AI has taken our jobs, now what?

AI has taken our jobs, now what?

People from all walks of life are beginning to clamour about the possibility of AI taking over our jobs - from creative work like music and design to more technical work like finance or even coding. However, AI is still pretty stupid, and has some pretty famous mess ups, including thinking Putin is a horse, or taking random shadows to be bears.

But these aren’t permanent limitations. More training, more models, and better coding will eventually lead to AI being perfect - and maybe one day, actually fully capable of taking over our jobs, in all sectors of life. So what happens then?

Yep, this is Science Fiction, but slightly reimagined.

The Takeover

One might think that managerial jobs will still hang around. Take a company which develops apps for example. Sure, AI can replace all the coders, developing various features in the blink of an eye, commandeered by the decision making overlords. But eventually, the number of features one can add, goes down to nothing - then all that remains are weeding out customer problems and the one in a million bugs, which are both automatable through AI.

In fact, AI might be advanced enough to make decisions on what features might be required to better the engagement and usage of this particular app. This is possible because audience perception and retention is just data - and that’s what AI is amazing at processing.

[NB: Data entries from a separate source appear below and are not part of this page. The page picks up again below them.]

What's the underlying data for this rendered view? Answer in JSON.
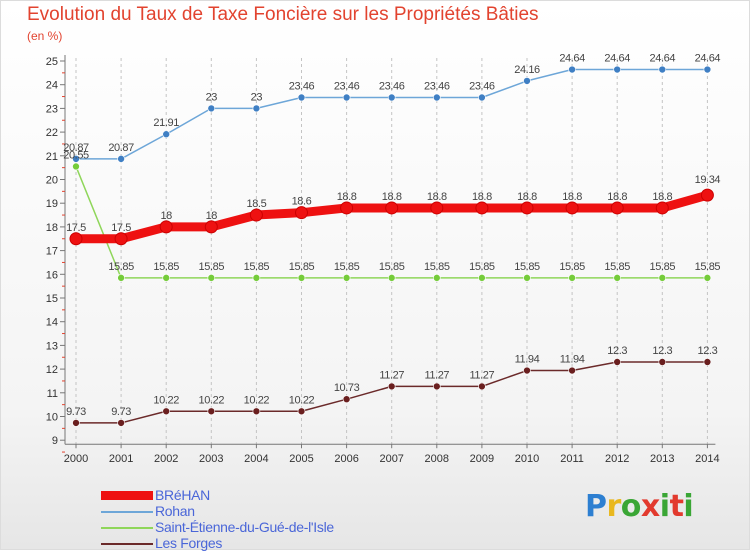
{
  "header": {
    "title": "Evolution du Taux de Taxe Foncière sur les Propriétés Bâties",
    "unit": "(en %)"
  },
  "logo": {
    "text": "Proxiti"
  },
  "chart_data": {
    "type": "line",
    "title": "Evolution du Taux de Taxe Foncière sur les Propriétés Bâties",
    "ylabel": "(en %)",
    "xlabel": "",
    "x": [
      "2000",
      "2001",
      "2002",
      "2003",
      "2004",
      "2005",
      "2006",
      "2007",
      "2008",
      "2009",
      "2010",
      "2011",
      "2012",
      "2013",
      "2014"
    ],
    "ylim": [
      9,
      25
    ],
    "yticks": [
      9,
      10,
      11,
      12,
      13,
      14,
      15,
      16,
      17,
      18,
      19,
      20,
      21,
      22,
      23,
      24,
      25
    ],
    "grid": "dashed-vertical",
    "legend_position": "bottom-left",
    "series": [
      {
        "name": "BRéHAN",
        "color": "#ee1111",
        "width": 9,
        "markerColor": "#ee1111",
        "markerRadius": 6,
        "values": [
          17.5,
          17.5,
          18,
          18,
          18.5,
          18.6,
          18.8,
          18.8,
          18.8,
          18.8,
          18.8,
          18.8,
          18.8,
          18.8,
          19.34
        ],
        "labels": [
          "17.5",
          "17.5",
          "18",
          "18",
          "18.5",
          "18.6",
          "18.8",
          "18.8",
          "18.8",
          "18.8",
          "18.8",
          "18.8",
          "18.8",
          "18.8",
          "19.34"
        ]
      },
      {
        "name": "Rohan",
        "color": "#6da6d8",
        "width": 1.5,
        "markerColor": "#3f7fc4",
        "markerRadius": 3.5,
        "values": [
          20.87,
          20.87,
          21.91,
          23,
          23,
          23.46,
          23.46,
          23.46,
          23.46,
          23.46,
          24.16,
          24.64,
          24.64,
          24.64,
          24.64
        ],
        "labels": [
          "20.87",
          "20.87",
          "21.91",
          "23",
          "23",
          "23.46",
          "23.46",
          "23.46",
          "23.46",
          "23.46",
          "24.16",
          "24.64",
          "24.64",
          "24.64",
          "24.64"
        ]
      },
      {
        "name": "Saint-Étienne-du-Gué-de-l'Isle",
        "color": "#8fd65a",
        "width": 1.5,
        "markerColor": "#75cc3a",
        "markerRadius": 3.5,
        "values": [
          20.55,
          15.85,
          15.85,
          15.85,
          15.85,
          15.85,
          15.85,
          15.85,
          15.85,
          15.85,
          15.85,
          15.85,
          15.85,
          15.85,
          15.85
        ],
        "labels": [
          "20.55",
          "15.85",
          "15.85",
          "15.85",
          "15.85",
          "15.85",
          "15.85",
          "15.85",
          "15.85",
          "15.85",
          "15.85",
          "15.85",
          "15.85",
          "15.85",
          "15.85"
        ]
      },
      {
        "name": "Les Forges",
        "color": "#6b2a2a",
        "width": 1.5,
        "markerColor": "#6a1f1f",
        "markerRadius": 3.5,
        "values": [
          9.73,
          9.73,
          10.22,
          10.22,
          10.22,
          10.22,
          10.73,
          11.27,
          11.27,
          11.27,
          11.94,
          11.94,
          12.3,
          12.3,
          12.3
        ],
        "labels": [
          "9.73",
          "9.73",
          "10.22",
          "10.22",
          "10.22",
          "10.22",
          "10.73",
          "11.27",
          "11.27",
          "11.27",
          "11.94",
          "11.94",
          "12.3",
          "12.3",
          "12.3"
        ]
      }
    ]
  }
}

A possible result of this, is for all similar products to end up with the same end features - as these features will be what is statistically required of people, rather than what the original creator believed was what people should use or want to use. And what would consequently happen, is that such platforms would die out, until the one which was most popular before the AI boom remains. Or maybe even the one with the most stable architecture during the days when it was coded by a human being will be the one that endures.

In other words, there will be fewer companies. But more importantly, there won’t be fewer jobs. There will be no jobs.

What about governance? What about law? Once again - data. It is possible that by this stage in humanity’s evolution, every conceivable problem has been sorted out through law or legislature. You just need a computer to read through it, draw a parallel and sort it out. Data is collected everywhere and getting truly off the grid might become impossible, and hence crime without a trace might become non-existent.

The Rise of the Robots

But no! You shriek. Manufacturing! You yell. Hard labour! You scream, grasping at the last strands of your hair.

Well, if we are assuming an era of essentially perfect AI, then its not a far throw to assume that robotics has reached there as well. Robots can do stuff a human can do, apparently having reached humanoid levels of flexibility and maneuverability. There are no drinks breaks, no torn ligaments that require months to fix. You even have robots to fix robots, and robots to fix those (A pure Monica moment). You have robots to manage databanks and servers. Robots can catch criminals. Even take on entire gangs, with no risk of human life.

Here as well, there’s no need for humans. Mining for natural resources, manufacturing and even farming can be run solely by robots.

Ok, but what does this mean?

It means that there’s no need for money. People don’t need to work - so there’s no way to gain money. And since even the production stage is automated, there’s no revenue going into that end of things either. So ideally, even prices go down to 0. Here, there’s a net nil - no one’s getting money from anywhere. Paying for something has no meaning. Everything is free.

But what about Art?

So, folks of the humanities, there’s hope here. The point of art, though variable from person to person, always comes down to one thing - touching human emotion. Its something we can’t quantify, nor something we can program or boil down to an equation. Its the one thing that cannot be touched by technology. Or is it?

Actually it can be - not directly though. What technology is incredibly good at doing, is completing stuff accurately. What artists might be able to use it for, is bringing their ideas to life, exactly the way they had imagined it. Tartellini’s Devil Sonata might come out the exact way he had heard the Devil play it. Or Fermat’s theorem would have never be constrained to the margins of the one book he happened to be reading. Sculptors wouldn’t be limited by the malleability of their clay, nor artists to the colors on their palette.

The physical prowess of the artist could eventually mean nothing, through the sheer precision of technology, but the brain or the idea of the people behind it, would always account for something.

But then again, people never appreciate the nuances. Technology, with its approximation of human emotion brought out in art - through samples, through prompts, through brute force - can come incredibly close to emulating human art. And the public will buy it. Oh wait, they won’t. They don’t have money to use.

So we just get stuff for free, forever?

That’s a good guess, but no. Sure, medicine might evolve to the point where our lives can extend indefinitely. And they’d be better safety measures present in all forms of technology to ensure no freak accidents occur. But, we are human. We would come to the point where we would question our existence. What we are here for. What could be left in our lives to do. With no work, possibly no need for education, all that humans would have to do, is procreate (let’s not get into what technology could do there). And that’s it. With all their free time, humans could do anything. But they would eventually run out. Humans would get bored. They would get bored with nothing left to do. No need to excel at something. No necessity to learn or experience. Just living a boring and long life.

How do we stop it?

I have painted a scary picture, but how do we stop it? We can’t stop AI itself, but what we can do is make it intentionally redundant. Fail safes that just stop equipment from functioning a certain period of time in. But whether this would be enough, is an entirely different story. As, wait for it, this can be automated as well.